For most of this presidential election season, I studiously avoided predicting its outcome. I knew, of course, the polls showed Democratic nominee Joe Biden well in the lead, but I also thought high expectations from both sides were wildly unrealistic. When friends and family asked me to prognosticate, my answer was always very tentative, more caveat than claim.

Some of that caution was an after-effect of 2016, when I, like so many in the chattering class, assumed President Trump would lose. But more of it was the recognition that most American voters, in any given election, do not think what I think, like what I like, or want what I want.

Psychologists call that recognition "theory of mind." The idea is that, absent damage or disorder in the brain, by adulthood we should be able to understand that other people have perspectives, values, information, and desires that differ from our own.

This capability is closely linked to empathy, and it is enormously important for interpersonal relationships. Its lack in an adult is called "mind-blindness." That's the inability to automatically imagine what others may be thinking given what is already known about their views, personality, circumstances, and so on, and then use that intuition to interpret their behavior and anticipate what they might do next. Without theory of mind, others' motivations are significantly opaque and, when they diverge from one's own choices, can be downright baffling or even frightening.

That sounds familiar right now, doesn't it? Democratic and Republican partisans alike are confused and deeply troubled by this election's likely outcome of a narrow win for Biden. It was going to be a Blue Wave — or a Red Wave. How could it not? How could anyone vote the other way?

On the left, landslide predictions were everywhereit'll be a blowout for Biden, so many said. He'll take Florida, maybe Texas! Then the Senate goes blue, too. Court-packing, here we come. On the right, a mirror image of this anticipation, incessantly encouraged by a president who goes well beyond the usual campaign spiel about confidence in the American people's wisdom to assertions that any unfavorable report is a deliberate lie and the only explanation for his loss is the coordination of massive fraud by his enemies. "The more bad things happen in the country, it just solidifies support for Trump," a GOP county chair from North Carolina told Politico in June. "We're thinking landslide."

This pattern held in my personal acquaintance, too. Almost every Trump supporter I know thought their man would triumph by a comfortable margin, as did almost every Biden supporter. Map after map envisioned Electoral College totals north of 320, 330, 360! A friend of mine who works at a conservative consulting firm will likely win the office pool of election predictions because nearly all her Republican coworkers expected Trump to equal or improve upon his 2016 showing. The Democrats on my Twitter feed "just don't even understand" how Trump got any votes. On a Republican Facebook friend's profile, commenters are "stunned" Trump could lose (or convinced he'll still pull off a victory somehow). And the QAnon folks ... whew.

It's as if American partisans have lost their political theory of mind. Their opponents' interior life has become inaccessible, inexplicable. At the individual level, they might understand why their aunt voted Republican or their old roommate is a Democrat. But that exercise doesn't seem to scale. Contemplating the nation, the politically mind-blind struggle to imagine how 70 million voters made a choice they find unfathomable.

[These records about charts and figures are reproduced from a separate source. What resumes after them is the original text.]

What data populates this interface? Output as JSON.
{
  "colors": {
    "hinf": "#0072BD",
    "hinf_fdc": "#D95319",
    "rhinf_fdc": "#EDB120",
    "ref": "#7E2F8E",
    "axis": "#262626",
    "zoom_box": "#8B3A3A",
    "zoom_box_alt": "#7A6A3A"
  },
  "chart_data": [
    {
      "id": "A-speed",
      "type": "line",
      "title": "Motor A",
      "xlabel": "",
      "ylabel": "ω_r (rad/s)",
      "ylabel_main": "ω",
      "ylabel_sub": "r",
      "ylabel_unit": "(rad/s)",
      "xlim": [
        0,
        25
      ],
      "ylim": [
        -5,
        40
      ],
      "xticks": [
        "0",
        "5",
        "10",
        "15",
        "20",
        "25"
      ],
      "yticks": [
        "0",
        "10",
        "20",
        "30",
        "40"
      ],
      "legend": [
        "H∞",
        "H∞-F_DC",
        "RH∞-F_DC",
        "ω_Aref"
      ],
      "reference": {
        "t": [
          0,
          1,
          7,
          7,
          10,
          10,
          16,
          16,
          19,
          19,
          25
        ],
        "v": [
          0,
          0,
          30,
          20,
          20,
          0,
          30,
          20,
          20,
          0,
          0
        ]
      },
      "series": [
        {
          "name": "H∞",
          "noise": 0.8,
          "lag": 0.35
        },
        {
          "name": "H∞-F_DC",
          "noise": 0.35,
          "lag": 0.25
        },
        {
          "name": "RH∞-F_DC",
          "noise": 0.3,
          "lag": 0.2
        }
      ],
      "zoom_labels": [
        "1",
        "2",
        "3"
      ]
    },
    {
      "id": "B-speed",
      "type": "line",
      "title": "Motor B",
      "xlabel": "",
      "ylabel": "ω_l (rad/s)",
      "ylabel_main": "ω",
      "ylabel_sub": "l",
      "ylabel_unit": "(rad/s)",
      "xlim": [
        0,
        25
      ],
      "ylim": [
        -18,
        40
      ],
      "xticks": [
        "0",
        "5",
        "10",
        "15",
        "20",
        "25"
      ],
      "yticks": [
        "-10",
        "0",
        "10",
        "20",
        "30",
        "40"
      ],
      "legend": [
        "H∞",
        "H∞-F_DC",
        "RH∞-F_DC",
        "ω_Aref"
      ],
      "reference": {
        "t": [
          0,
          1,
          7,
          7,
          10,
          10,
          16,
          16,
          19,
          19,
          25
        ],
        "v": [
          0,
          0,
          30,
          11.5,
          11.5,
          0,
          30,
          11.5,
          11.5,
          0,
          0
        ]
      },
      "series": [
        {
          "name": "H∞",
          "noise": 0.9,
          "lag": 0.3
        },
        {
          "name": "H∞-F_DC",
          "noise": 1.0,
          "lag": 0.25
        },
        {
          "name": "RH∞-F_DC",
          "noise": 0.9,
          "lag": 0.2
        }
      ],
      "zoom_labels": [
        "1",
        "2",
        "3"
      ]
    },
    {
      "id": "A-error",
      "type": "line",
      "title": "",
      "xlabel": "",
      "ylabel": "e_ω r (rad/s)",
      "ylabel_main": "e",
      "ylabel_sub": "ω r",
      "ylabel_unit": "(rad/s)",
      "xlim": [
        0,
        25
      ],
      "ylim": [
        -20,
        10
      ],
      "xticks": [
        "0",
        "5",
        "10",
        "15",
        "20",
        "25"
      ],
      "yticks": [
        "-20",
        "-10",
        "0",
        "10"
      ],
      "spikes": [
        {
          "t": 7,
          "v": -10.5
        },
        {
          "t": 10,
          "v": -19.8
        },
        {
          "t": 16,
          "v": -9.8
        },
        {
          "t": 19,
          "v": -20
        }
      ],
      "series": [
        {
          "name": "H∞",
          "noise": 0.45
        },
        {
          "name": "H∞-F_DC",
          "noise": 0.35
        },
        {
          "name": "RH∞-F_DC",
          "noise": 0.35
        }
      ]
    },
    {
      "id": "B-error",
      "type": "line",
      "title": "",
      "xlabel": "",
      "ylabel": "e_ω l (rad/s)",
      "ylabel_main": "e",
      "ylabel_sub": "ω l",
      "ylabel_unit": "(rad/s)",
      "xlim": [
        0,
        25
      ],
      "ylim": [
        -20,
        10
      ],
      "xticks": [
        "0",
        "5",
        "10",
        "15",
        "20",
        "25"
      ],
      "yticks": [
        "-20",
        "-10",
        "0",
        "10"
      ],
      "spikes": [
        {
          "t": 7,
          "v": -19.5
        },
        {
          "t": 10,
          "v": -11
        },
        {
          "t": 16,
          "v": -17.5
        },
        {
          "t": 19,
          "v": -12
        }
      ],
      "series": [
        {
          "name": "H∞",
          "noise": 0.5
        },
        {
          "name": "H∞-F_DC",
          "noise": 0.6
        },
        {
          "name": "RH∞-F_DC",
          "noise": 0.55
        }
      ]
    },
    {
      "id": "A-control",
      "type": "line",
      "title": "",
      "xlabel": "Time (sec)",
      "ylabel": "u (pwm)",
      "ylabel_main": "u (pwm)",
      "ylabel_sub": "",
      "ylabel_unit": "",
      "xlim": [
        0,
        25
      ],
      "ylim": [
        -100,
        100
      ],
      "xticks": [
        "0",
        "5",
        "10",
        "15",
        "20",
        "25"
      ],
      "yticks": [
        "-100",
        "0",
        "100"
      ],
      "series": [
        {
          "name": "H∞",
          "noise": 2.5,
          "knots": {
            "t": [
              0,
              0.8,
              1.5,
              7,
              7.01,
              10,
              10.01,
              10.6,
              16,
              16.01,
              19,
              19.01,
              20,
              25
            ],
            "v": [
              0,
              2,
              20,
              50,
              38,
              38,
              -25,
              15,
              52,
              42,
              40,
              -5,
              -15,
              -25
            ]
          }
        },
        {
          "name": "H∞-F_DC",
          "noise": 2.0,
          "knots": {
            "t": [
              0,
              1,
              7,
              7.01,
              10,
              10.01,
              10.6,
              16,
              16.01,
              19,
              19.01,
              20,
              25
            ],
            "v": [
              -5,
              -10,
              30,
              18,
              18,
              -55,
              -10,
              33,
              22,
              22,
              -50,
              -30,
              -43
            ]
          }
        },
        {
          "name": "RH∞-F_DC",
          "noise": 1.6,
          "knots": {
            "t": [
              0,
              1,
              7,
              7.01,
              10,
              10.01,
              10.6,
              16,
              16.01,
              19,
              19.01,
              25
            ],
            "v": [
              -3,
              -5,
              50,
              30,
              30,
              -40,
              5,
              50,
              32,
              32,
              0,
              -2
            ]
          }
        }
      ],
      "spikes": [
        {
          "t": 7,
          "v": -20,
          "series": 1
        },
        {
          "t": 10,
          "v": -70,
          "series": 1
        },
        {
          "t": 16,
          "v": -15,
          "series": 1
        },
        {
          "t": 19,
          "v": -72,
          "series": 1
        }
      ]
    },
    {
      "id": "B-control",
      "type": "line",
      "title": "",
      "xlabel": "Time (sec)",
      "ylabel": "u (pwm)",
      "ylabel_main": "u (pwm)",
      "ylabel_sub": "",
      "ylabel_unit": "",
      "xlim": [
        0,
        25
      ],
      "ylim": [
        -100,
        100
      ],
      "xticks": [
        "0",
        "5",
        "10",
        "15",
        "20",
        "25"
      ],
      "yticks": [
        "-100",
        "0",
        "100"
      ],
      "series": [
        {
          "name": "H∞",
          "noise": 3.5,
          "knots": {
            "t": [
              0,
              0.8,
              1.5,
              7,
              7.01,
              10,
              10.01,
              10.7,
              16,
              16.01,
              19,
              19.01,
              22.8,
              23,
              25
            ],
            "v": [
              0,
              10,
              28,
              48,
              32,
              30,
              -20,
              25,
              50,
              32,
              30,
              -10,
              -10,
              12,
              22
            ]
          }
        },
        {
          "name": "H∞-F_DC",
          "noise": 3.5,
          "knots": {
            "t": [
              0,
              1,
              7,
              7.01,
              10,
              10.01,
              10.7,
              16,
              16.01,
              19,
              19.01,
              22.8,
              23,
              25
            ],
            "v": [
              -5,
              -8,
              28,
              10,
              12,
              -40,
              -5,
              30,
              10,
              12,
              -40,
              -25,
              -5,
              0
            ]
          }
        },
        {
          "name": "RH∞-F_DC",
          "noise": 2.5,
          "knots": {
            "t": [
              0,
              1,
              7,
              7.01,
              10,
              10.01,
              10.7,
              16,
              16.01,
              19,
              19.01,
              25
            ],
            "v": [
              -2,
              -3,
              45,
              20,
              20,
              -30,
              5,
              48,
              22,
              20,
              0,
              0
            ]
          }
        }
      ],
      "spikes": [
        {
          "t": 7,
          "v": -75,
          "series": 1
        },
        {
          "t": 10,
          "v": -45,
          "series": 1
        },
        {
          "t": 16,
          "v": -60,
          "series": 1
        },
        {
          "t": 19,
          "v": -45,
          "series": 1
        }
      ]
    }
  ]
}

Post-2016 attempts to pop the "liberal bubble" largely failed to overcome this mind-blindness among Democrats, as my colleague Joel Mathis has explained. Meanwhile, pro-Trump Republicans — which, outside the commentariat, is just about all Republicans — made no comparable attempt to peer into the mind of the party they'd vanquished. In the last four years, both factions' theory of mind has degraded.

If I have escaped the same error, it's not because of any special wisdom. It's simply the result, as a libertarian, of having a political perspective that always puts me outside the political majority, looking in. Every presidential race is won by a candidate I can't support, 2016 and 2020 included. Every election raises, for me, questions about why so many people think and vote so differently than I do. Being thus outside the political mainstream makes a robust political theory of mind a necessity to make sense of anything in our national politics at all.

Unfortunately, that's not a situation sincere partisans can easily replicate. It's not possible to adopt a new political view for the mere purpose of putting some distance between yourself and your political tribe. That's not how belief works. Nor, as Mathis wrote, does the occasional "Trump voters in this Ohio diner are still supporting Trump" story in The New York Times seem to be working.

Perhaps somehow getting outside partisan media and social silos would help, though how that's accomplished in this age of tailored algorithms isn't clear. Perhaps each partisan's course of treatment will vary. Perhaps recognizing in oneself a deteriorated political theory of mind is a way to begin. Incredulity at this presidential election result is the first symptom to observe.